Catalogue note by Kolja Reichert for the exhibition catalogue Was draußen wartet/What Is Waiting Out There, 6th Berlin Bienniale for Contemporary Art, 2010, pp. 205 (D), 216 (E); handbook pp. 79 (D), 80 (E). A link in the text opens the relevant documentation in a new window.
Marlene Haring
For her diploma examination, Marlene Haring, in a full-body, blond-haired suit made of plumber’s hemp, crawled through the Vienna Prater with her examiners and a crowd of curious spectators in tow. She made her way from the amusement park to the red light Stuwerviertel district, where she had a group photo taken in front of an alpine panorama in an vacant store and finally lured her audience to her apartment where she disappeared into the bathroom, leaving a sign on the door: “If you want to talk with me, you have to bathe with me.” (Marlene Hairy, or In My Bathtub I am the Captain, 2005)
This action united central elements of Haring’s art: transgressing customary frames of experience through surprising situations, examining the probabilities of action in social structures, problematizing normality, the critique of body images and forms of conditioning the body, and, last but not least, a title that shatters earnest debates.
Haring’s material is reality. She uses everyday stuff in irritating ways. She makes visible the boundaries and norms that regulate social praxis in a supposedly liberal society. She often works directly via the body. At Scope Miami she gave hickeys (love bites) to visitors for ten dollars (Sucking Marks $10, 2006)—radically compressing the terms of the artist-collector relationship.
When Haring applies Nivea Creme on mirrors she confronts both the male-dominated tradition of monochrome painting and female body-care rituals, while the familiar smell of the product provokes ambivalent associations. Her use of hemp fiber and spaghetti mocks the clichés of feminist body art—“Although I mean it seriously,” says Haring. Her aim is not so much to reclaim latitude for identity as to overcome identity altogether. Cordially, her art hints that one can always be many things at once.

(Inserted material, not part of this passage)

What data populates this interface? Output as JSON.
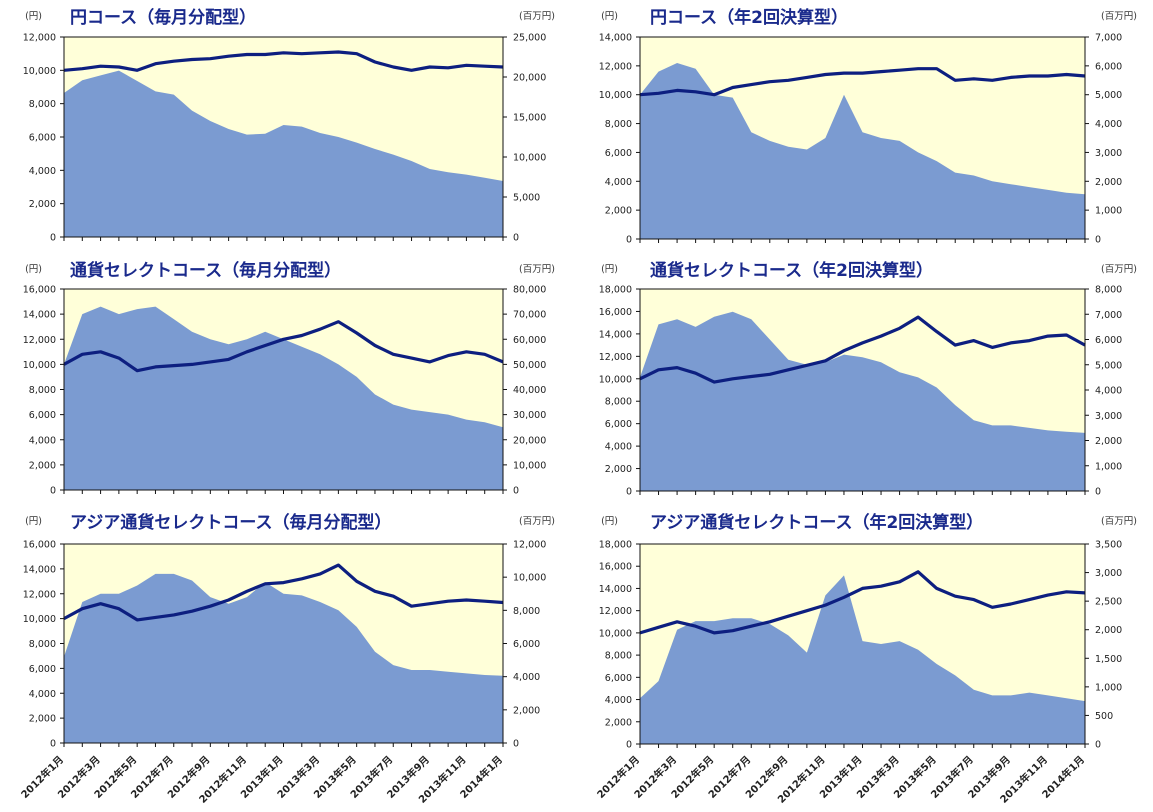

Haring’s installations work through consistent excess. With that, she gets the better of self-institutionalizing institutional critique. So, in 2009, when Haring was supposed to lecture on the freedom of art at the Vienna Secession, the building was Closed Because of Pubic Hair. She had blocked the monumental stairway and entrance portal with blond plumber’s hemp and invited the guests for a conversation in a beer garden. Rather than occupying positions, Haring opens situations. In her work Living in Hope for the Festival of Regions in Linz, 2009, Haring tested the limits of performance as a permanent regular for a month in a pub on the outskirts of Linz, thus introducing a small difference in a defined social space.
In recent weeks Haring has been in Berlin to develop an installation and a performance for the Bienniale. At the time of going to press, only the titles were available: Title Holder and Title Fight on Orange Square. Haring: “A biennial is a title fight too.”